We demonstrate the effectiveness of our proposed approach for countering the opponent’s strategy here. First we select an opponent which can intelligently choose the BOs, Locutus, from the BASIL ladder. We then run 200 games against Locutus using our own StarCraft bot which is set to Randomly Pick (RP) its BOs. These 200 games are to be used to determine the type of the weighting scheme and the hyper-parameters. We then run an additional 25 games where our StarCraft bot applies the proposed approach (with both variations), as well as the RP BO choosing scheme as the baseline. To minimize the influence of map factors, all the games are run on a single map called Fighting Spirit which is well established among players. The evaluation criteria are the win rate over time and the overall win rate. Below is a graph comparing the win rate over time.
Figure 2: comparison of win rate over time
Unsurprisingly, as the baseline of this comparison, RP performed the worst. The opponent has a hard time finding the counter BO, so do we. As our BO is nearly impossible to predict, the opponent, being intelligent, is constantly seeking a counter strategy. The win rate settles around the 50% line eventually after the initial burn-in period. Variation “hisBO” performs the best, leading “myBO” by a small margin. This is potentially caused by the opponent not recognizing our BO properly, which violates the assumptions when using “myBO”. Basing opponent BO forecast on their own reaction is more reliable if our own BO identification is effective. And this is already demonstrated in our previous blog post.

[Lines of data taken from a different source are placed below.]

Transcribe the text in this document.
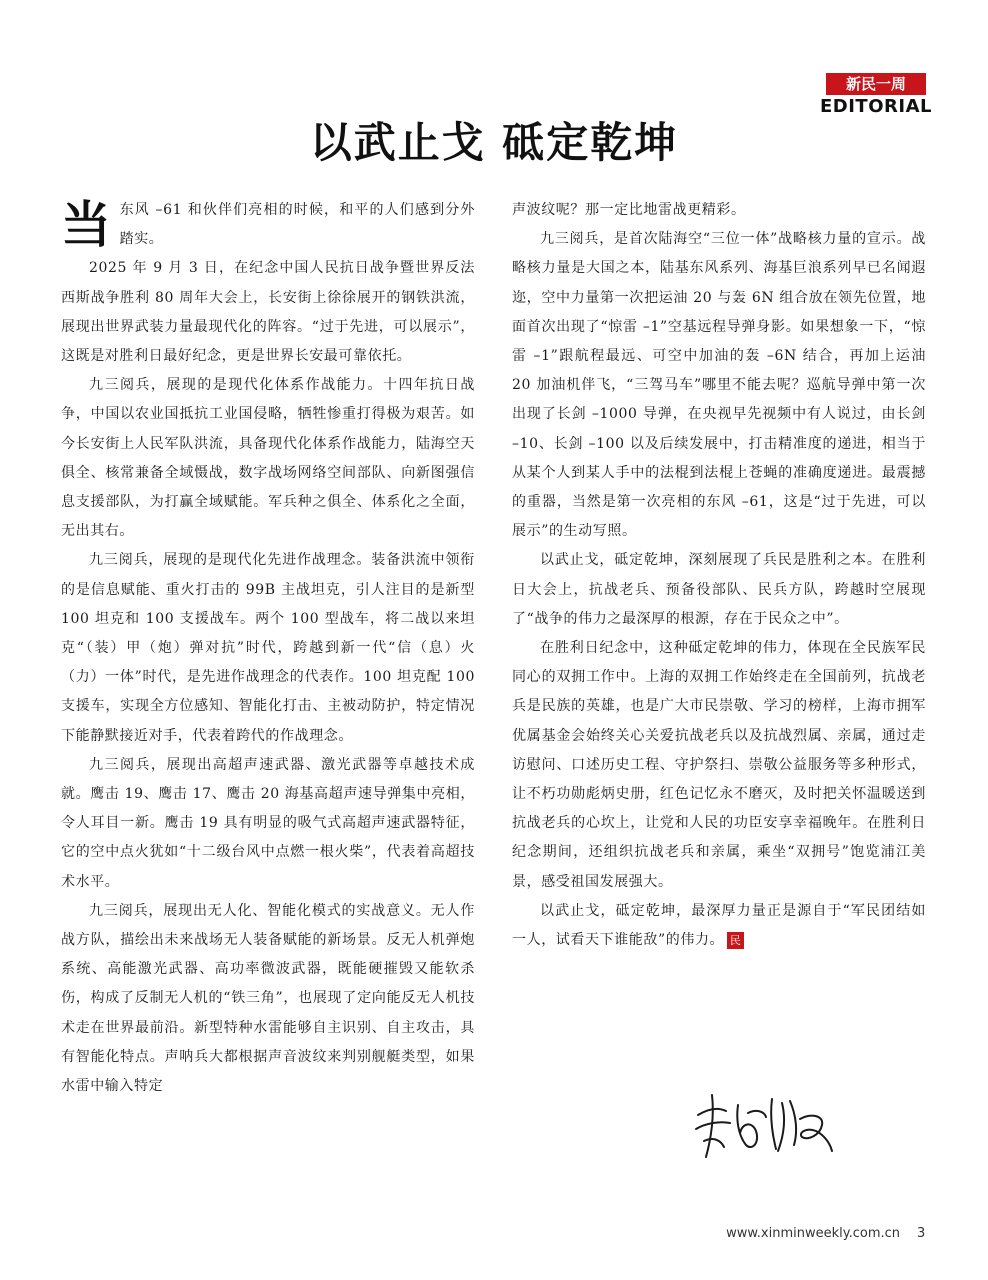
新民一周
EDITORIAL
以武止戈 砥定乾坤

当东风 –61 和伙伴们亮相的时候，和平的人们感到分外踏实。

2025 年 9 月 3 日，在纪念中国人民抗日战争暨世界反法西斯战争胜利 80 周年大会上，长安街上徐徐展开的钢铁洪流，展现出世界武装力量最现代化的阵容。“过于先进，可以展示”，这既是对胜利日最好纪念，更是世界长安最可靠依托。

九三阅兵，展现的是现代化体系作战能力。十四年抗日战争，中国以农业国抵抗工业国侵略，牺牲惨重打得极为艰苦。如今长安街上人民军队洪流，具备现代化体系作战能力，陆海空天俱全、核常兼备全域慑战，数字战场网络空间部队、向新图强信息支援部队，为打赢全域赋能。军兵种之俱全、体系化之全面，无出其右。

九三阅兵，展现的是现代化先进作战理念。装备洪流中领衔的是信息赋能、重火打击的 99B 主战坦克，引人注目的是新型 100 坦克和 100 支援战车。两个 100 型战车，将二战以来坦克“（装）甲（炮）弹对抗”时代，跨越到新一代“信（息）火（力）一体”时代，是先进作战理念的代表作。100 坦克配 100 支援车，实现全方位感知、智能化打击、主被动防护，特定情况下能静默接近对手，代表着跨代的作战理念。

九三阅兵，展现出高超声速武器、激光武器等卓越技术成就。鹰击 19、鹰击 17、鹰击 20 海基高超声速导弹集中亮相，令人耳目一新。鹰击 19 具有明显的吸气式高超声速武器特征，它的空中点火犹如“十二级台风中点燃一根火柴”，代表着高超技术水平。

九三阅兵，展现出无人化、智能化模式的实战意义。无人作战方队，描绘出未来战场无人装备赋能的新场景。反无人机弹炮系统、高能激光武器、高功率微波武器，既能硬摧毁又能软杀伤，构成了反制无人机的“铁三角”，也展现了定向能反无人机技术走在世界最前沿。新型特种水雷能够自主识别、自主攻击，具有智能化特点。声呐兵大都根据声音波纹来判别舰艇类型，如果水雷中输入特定

声波纹呢？那一定比地雷战更精彩。

九三阅兵，是首次陆海空“三位一体”战略核力量的宣示。战略核力量是大国之本，陆基东风系列、海基巨浪系列早已名闻遐迩，空中力量第一次把运油 20 与轰 6N 组合放在领先位置，地面首次出现了“惊雷 –1”空基远程导弹身影。如果想象一下，“惊雷 –1”跟航程最远、可空中加油的轰 –6N 结合，再加上运油 20 加油机伴飞，“三驾马车”哪里不能去呢？巡航导弹中第一次出现了长剑 –1000 导弹，在央视早先视频中有人说过，由长剑 –10、长剑 –100 以及后续发展中，打击精准度的递进，相当于从某个人到某人手中的法棍到法棍上苍蝇的准确度递进。最震撼的重器，当然是第一次亮相的东风 –61，这是“过于先进，可以展示”的生动写照。

以武止戈，砥定乾坤，深刻展现了兵民是胜利之本。在胜利日大会上，抗战老兵、预备役部队、民兵方队，跨越时空展现了“战争的伟力之最深厚的根源，存在于民众之中”。

在胜利日纪念中，这种砥定乾坤的伟力，体现在全民族军民同心的双拥工作中。上海的双拥工作始终走在全国前列，抗战老兵是民族的英雄，也是广大市民崇敬、学习的榜样，上海市拥军优属基金会始终关心关爱抗战老兵以及抗战烈属、亲属，通过走访慰问、口述历史工程、守护祭扫、崇敬公益服务等多种形式，让不朽功勋彪炳史册，红色记忆永不磨灭，及时把关怀温暖送到抗战老兵的心坎上，让党和人民的功臣安享幸福晚年。在胜利日纪念期间，还组织抗战老兵和亲属，乘坐“双拥号”饱览浦江美景，感受祖国发展强大。

以武止戈，砥定乾坤，最深厚力量正是源自于“军民团结如一人，试看天下谁能敌”的伟力。 民

www.xinminweekly.com.cn 3
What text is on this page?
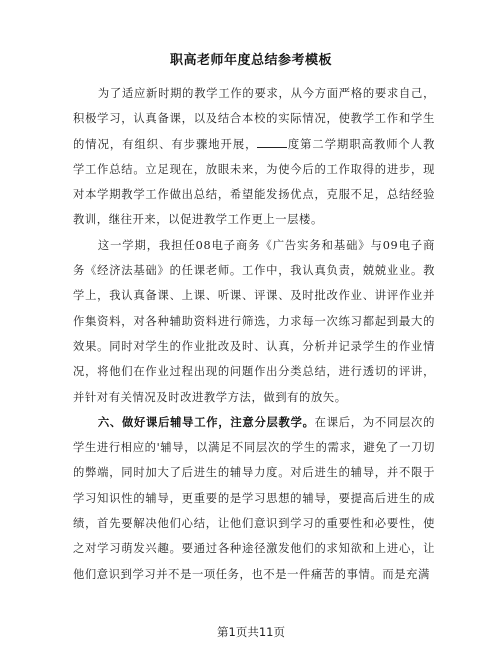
职高老师年度总结参考模板

为了适应新时期的教学工作的要求，从今方面严格的要求自己，积极学习，认真备课，以及结合本校的实际情况，使教学工作和学生的情况，有组织、有步骤地开展，	度第二学期职高教师个人教学工作总结。立足现在，放眼未来，为使今后的工作取得的进步，现对本学期教学工作做出总结，希望能发扬优点，克服不足，总结经验教训，继往开来，以促进教学工作更上一层楼。

这一学期，我担任08电子商务《广告实务和基础》与09电子商务《经济法基础》的任课老师。工作中，我认真负责，兢兢业业。教学上，我认真备课、上课、听课、评课、及时批改作业、讲评作业并作集资料，对各种辅助资料进行筛选，力求每一次练习都起到最大的效果。同时对学生的作业批改及时、认真，分析并记录学生的作业情况，将他们在作业过程出现的问题作出分类总结，进行透切的评讲，并针对有关情况及时改进教学方法，做到有的放矢。

六、做好课后辅导工作，注意分层教学。在课后，为不同层次的学生进行相应的'辅导，以满足不同层次的学生的需求，避免了一刀切的弊端，同时加大了后进生的辅导力度。对后进生的辅导，并不限于学习知识性的辅导，更重要的是学习思想的辅导，要提高后进生的成绩，首先要解决他们心结，让他们意识到学习的重要性和必要性，使之对学习萌发兴趣。要通过各种途径激发他们的求知欲和上进心，让他们意识到学习并不是一项任务，也不是一件痛苦的事情。而是充满

第1页共11页
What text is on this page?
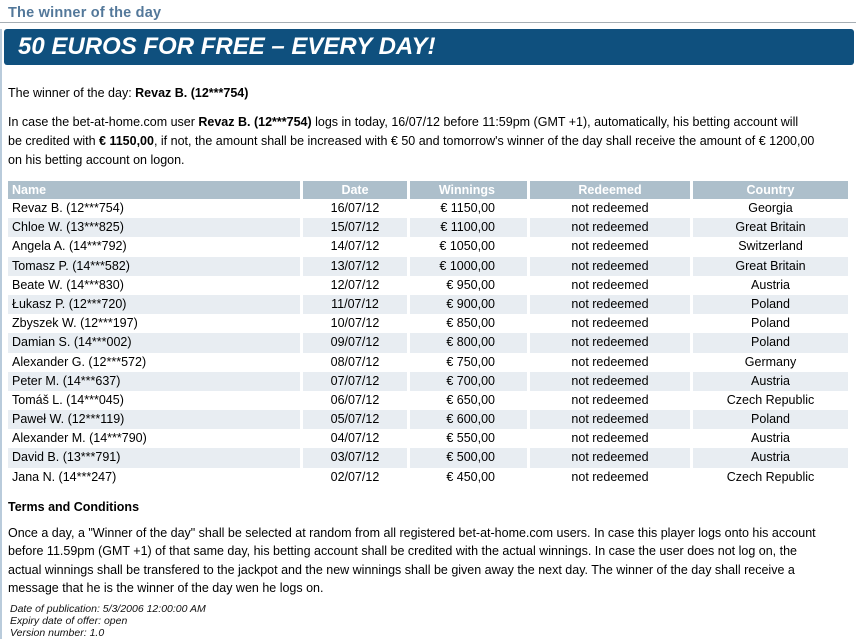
The winner of the day
50 EUROS FOR FREE – EVERY DAY!
The winner of the day: Revaz B. (12***754)
In case the bet-at-home.com user Revaz B. (12***754) logs in today, 16/07/12 before 11:59pm (GMT +1), automatically, his betting account will
be credited with € 1150,00, if not, the amount shall be increased with € 50 and tomorrow's winner of the day shall receive the amount of € 1200,00
on his betting account on logon.
Name	Date	Winnings	Redeemed	Country
Revaz B. (12***754)	16/07/12	€ 1150,00	not redeemed	Georgia
Chloe W. (13***825)	15/07/12	€ 1100,00	not redeemed	Great Britain
Angela A. (14***792)	14/07/12	€ 1050,00	not redeemed	Switzerland
Tomasz P. (14***582)	13/07/12	€ 1000,00	not redeemed	Great Britain
Beate W. (14***830)	12/07/12	€ 950,00	not redeemed	Austria
Łukasz P. (12***720)	11/07/12	€ 900,00	not redeemed	Poland
Zbyszek W. (12***197)	10/07/12	€ 850,00	not redeemed	Poland
Damian S. (14***002)	09/07/12	€ 800,00	not redeemed	Poland
Alexander G. (12***572)	08/07/12	€ 750,00	not redeemed	Germany
Peter M. (14***637)	07/07/12	€ 700,00	not redeemed	Austria
Tomáš L. (14***045)	06/07/12	€ 650,00	not redeemed	Czech Republic
Paweł W. (12***119)	05/07/12	€ 600,00	not redeemed	Poland
Alexander M. (14***790)	04/07/12	€ 550,00	not redeemed	Austria
David B. (13***791)	03/07/12	€ 500,00	not redeemed	Austria
Jana N. (14***247)	02/07/12	€ 450,00	not redeemed	Czech Republic
Terms and Conditions
Once a day, a "Winner of the day" shall be selected at random from all registered bet-at-home.com users. In case this player logs onto his account
before 11.59pm (GMT +1) of that same day, his betting account shall be credited with the actual winnings. In case the user does not log on, the
actual winnings shall be transfered to the jackpot and the new winnings shall be given away the next day. The winner of the day shall receive a
message that he is the winner of the day wen he logs on.
Date of publication: 5/3/2006 12:00:00 AM
Expiry date of offer: open
Version number: 1.0
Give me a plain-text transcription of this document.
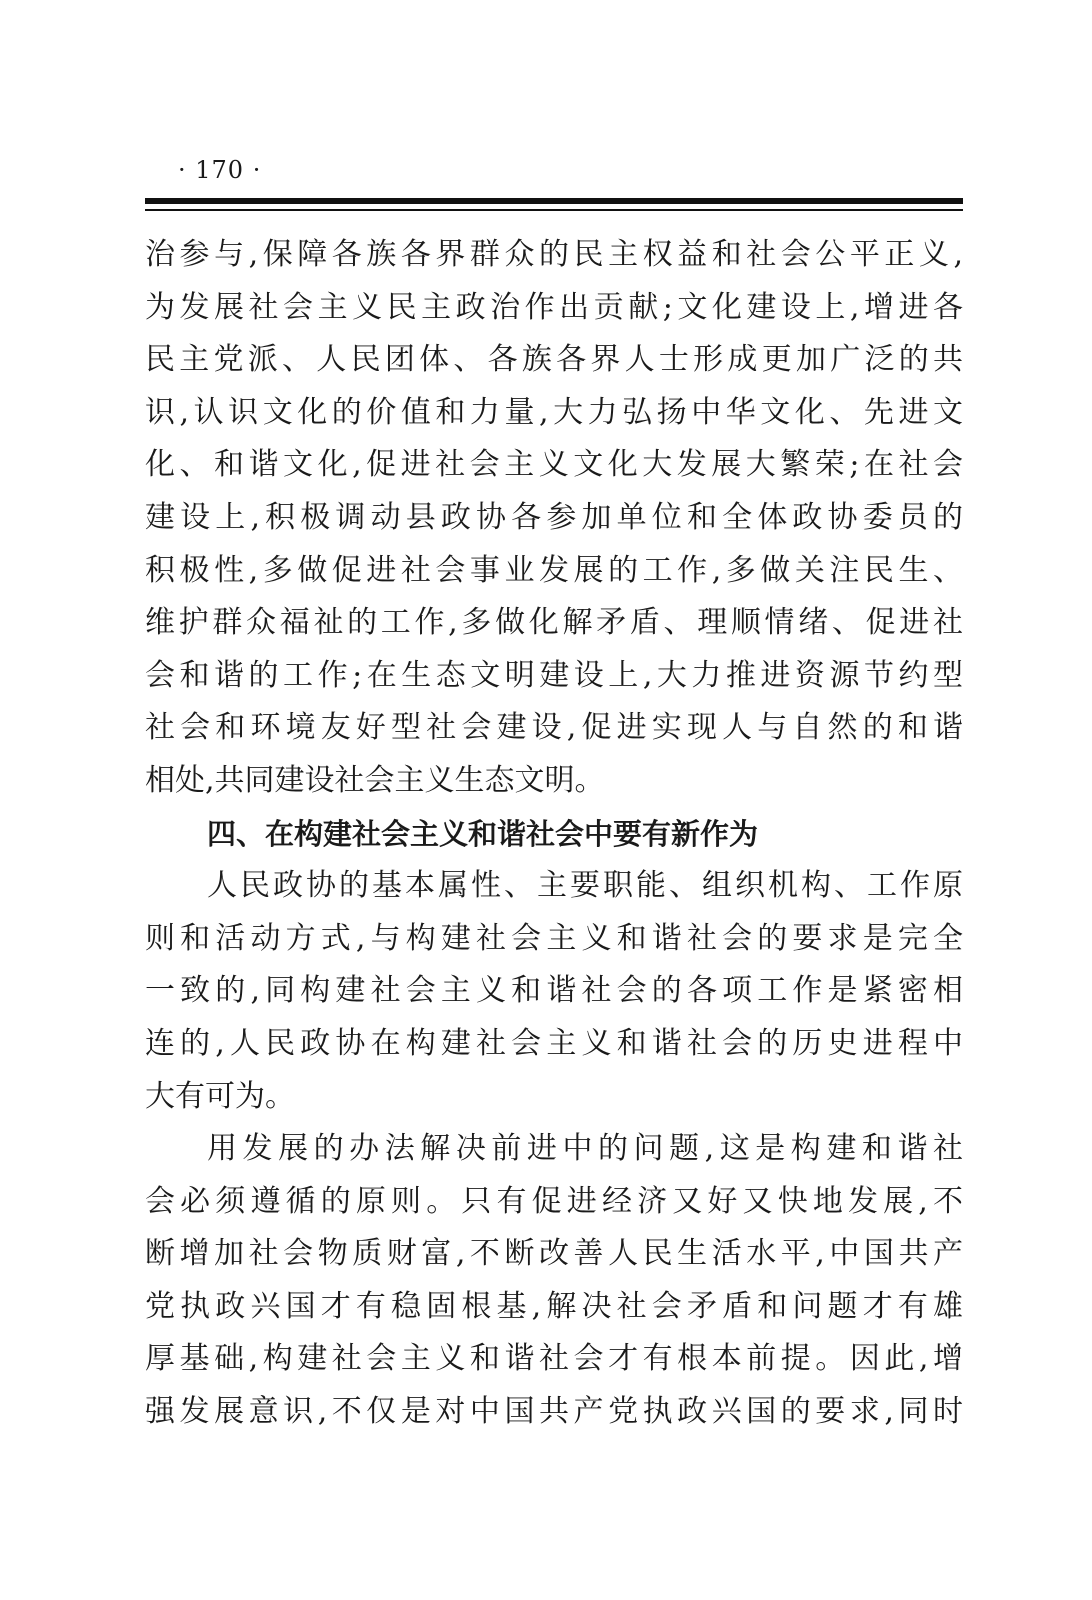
· 170 ·
治参与,保障各族各界群众的民主权益和社会公平正义,
为发展社会主义民主政治作出贡献;文化建设上,增进各
民主党派、人民团体、各族各界人士形成更加广泛的共
识,认识文化的价值和力量,大力弘扬中华文化、先进文
化、和谐文化,促进社会主义文化大发展大繁荣;在社会
建设上,积极调动县政协各参加单位和全体政协委员的
积极性,多做促进社会事业发展的工作,多做关注民生、
维护群众福祉的工作,多做化解矛盾、理顺情绪、促进社
会和谐的工作;在生态文明建设上,大力推进资源节约型
社会和环境友好型社会建设,促进实现人与自然的和谐
相处,共同建设社会主义生态文明。
四、在构建社会主义和谐社会中要有新作为
人民政协的基本属性、主要职能、组织机构、工作原
则和活动方式,与构建社会主义和谐社会的要求是完全
一致的,同构建社会主义和谐社会的各项工作是紧密相
连的,人民政协在构建社会主义和谐社会的历史进程中
大有可为。
用发展的办法解决前进中的问题,这是构建和谐社
会必须遵循的原则。只有促进经济又好又快地发展,不
断增加社会物质财富,不断改善人民生活水平,中国共产
党执政兴国才有稳固根基,解决社会矛盾和问题才有雄
厚基础,构建社会主义和谐社会才有根本前提。因此,增
强发展意识,不仅是对中国共产党执政兴国的要求,同时
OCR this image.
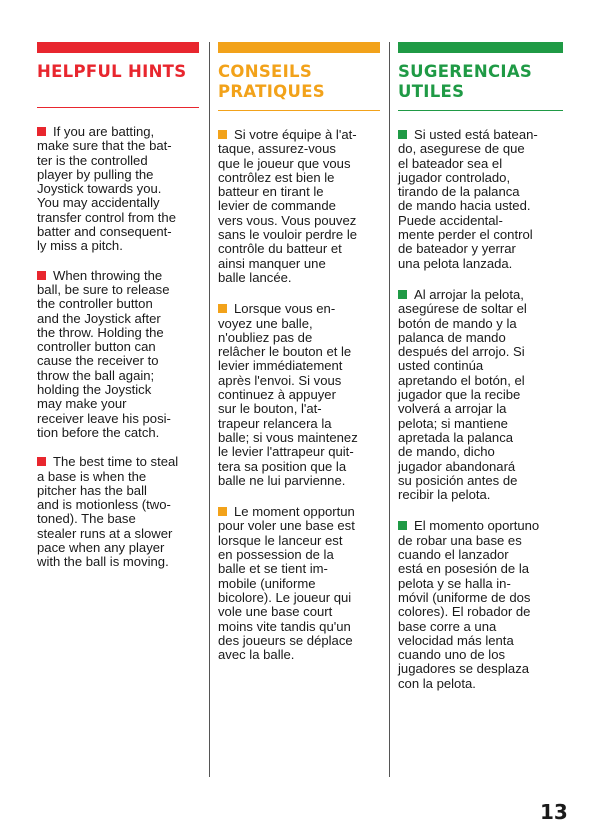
HELPFUL HINTS

If you are batting,
make sure that the bat-
ter is the controlled
player by pulling the
Joystick towards you.
You may accidentally
transfer control from the
batter and consequent-
ly miss a pitch.

When throwing the
ball, be sure to release
the controller button
and the Joystick after
the throw. Holding the
controller button can
cause the receiver to
throw the ball again;
holding the Joystick
may make your
receiver leave his posi-
tion before the catch.

The best time to steal
a base is when the
pitcher has the ball
and is motionless (two-
toned). The base
stealer runs at a slower
pace when any player
with the ball is moving.

CONSEILS
PRATIQUES

Si votre équipe à l'at-
taque, assurez-vous
que le joueur que vous
contrôlez est bien le
batteur en tirant le
levier de commande
vers vous. Vous pouvez
sans le vouloir perdre le
contrôle du batteur et
ainsi manquer une
balle lancée.

Lorsque vous en-
voyez une balle,
n'oubliez pas de
relâcher le bouton et le
levier immédiatement
après l'envoi. Si vous
continuez à appuyer
sur le bouton, l'at-
trapeur relancera la
balle; si vous maintenez
le levier l'attrapeur quit-
tera sa position que la
balle ne lui parvienne.

Le moment opportun
pour voler une base est
lorsque le lanceur est
en possession de la
balle et se tient im-
mobile (uniforme
bicolore). Le joueur qui
vole une base court
moins vite tandis qu'un
des joueurs se déplace
avec la balle.

SUGERENCIAS
UTILES

Si usted está batean-
do, asegurese de que
el bateador sea el
jugador controlado,
tirando de la palanca
de mando hacia usted.
Puede accidental-
mente perder el control
de bateador y yerrar
una pelota lanzada.

Al arrojar la pelota,
asegúrese de soltar el
botón de mando y la
palanca de mando
después del arrojo. Si
usted continúa
apretando el botón, el
jugador que la recibe
volverá a arrojar la
pelota; si mantiene
apretada la palanca
de mando, dicho
jugador abandonará
su posición antes de
recibir la pelota.

El momento oportuno
de robar una base es
cuando el lanzador
está en posesión de la
pelota y se halla in-
móvil (uniforme de dos
colores). El robador de
base corre a una
velocidad más lenta
cuando uno de los
jugadores se desplaza
con la pelota.

13
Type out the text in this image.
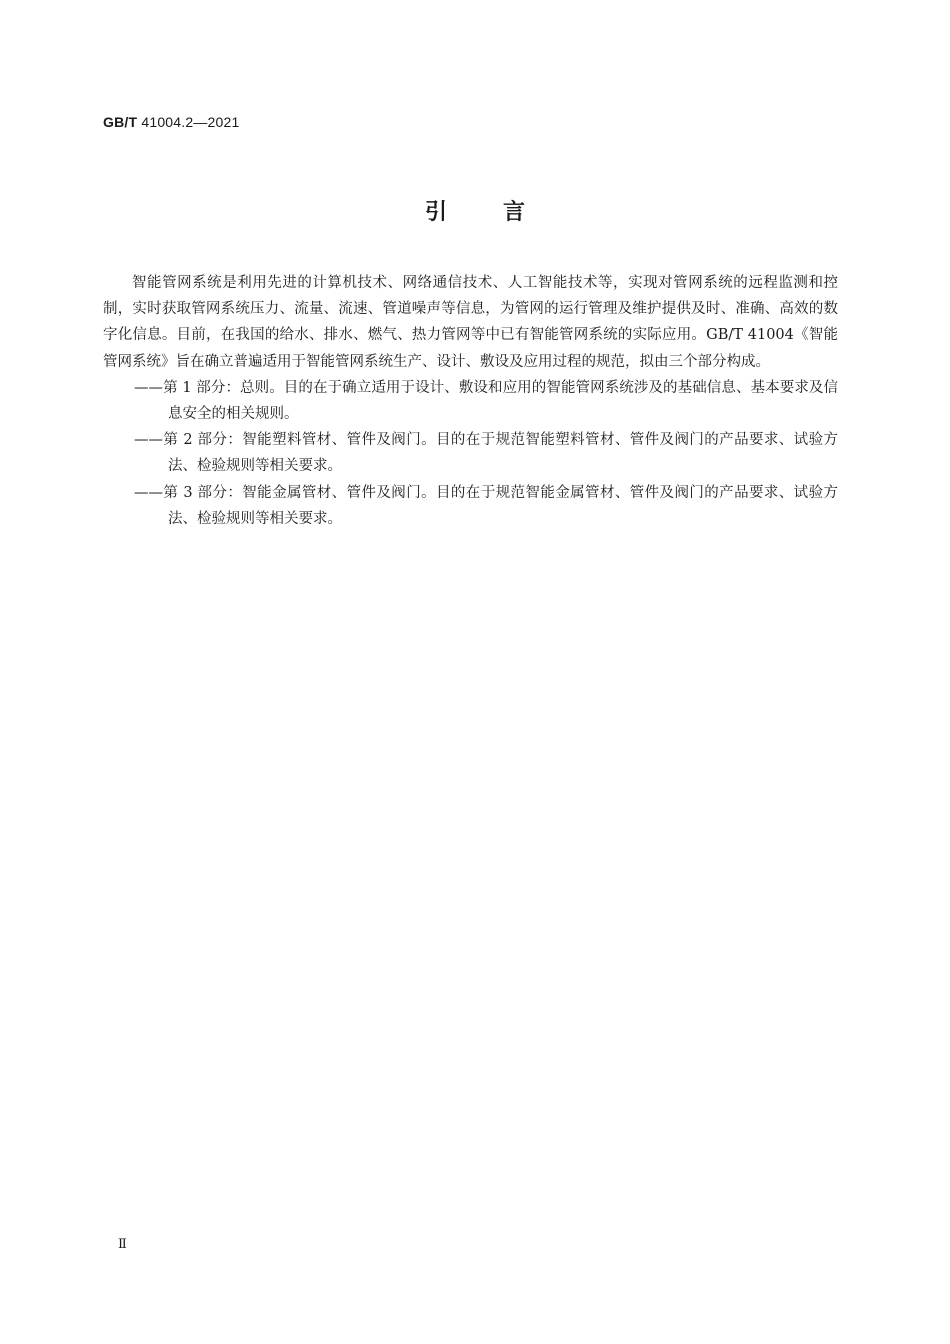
GB/T 41004.2—2021
引言

智能管网系统是利用先进的计算机技术、网络通信技术、人工智能技术等，实现对管网系统的远程监测和控制，实时获取管网系统压力、流量、流速、管道噪声等信息，为管网的运行管理及维护提供及时、准确、高效的数字化信息。目前，在我国的给水、排水、燃气、热力管网等中已有智能管网系统的实际应用。GB/T 41004《智能管网系统》旨在确立普遍适用于智能管网系统生产、设计、敷设及应用过程的规范，拟由三个部分构成。

——第 1 部分：总则。目的在于确立适用于设计、敷设和应用的智能管网系统涉及的基础信息、基本要求及信息安全的相关规则。

——第 2 部分：智能塑料管材、管件及阀门。目的在于规范智能塑料管材、管件及阀门的产品要求、试验方法、检验规则等相关要求。

——第 3 部分：智能金属管材、管件及阀门。目的在于规范智能金属管材、管件及阀门的产品要求、试验方法、检验规则等相关要求。

Ⅱ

|Overall win rate||52%||56%||68%|
Table 1: Comparison of overall win rate
We developed a systematic approach to tackle the problem of countering the opponent’s strategy in an environment with partial observability. We utilize several weighting schemes to score the opponent’s previous strategies, and then predict the most probable BO the opponent is going to use in the next game. In the case study we demonstrated the effectiveness of our proposed approach by pitching our own StarCraft bot against an intelligent opponent.
There is still room for improvement. For example, we plan to study more opponents and further polish our model by considering the edge cases when our BO identification routine fails. We are also looking into applying the methodology to relevant domains such as cyber security to aid decision making under uncertainty and risk management.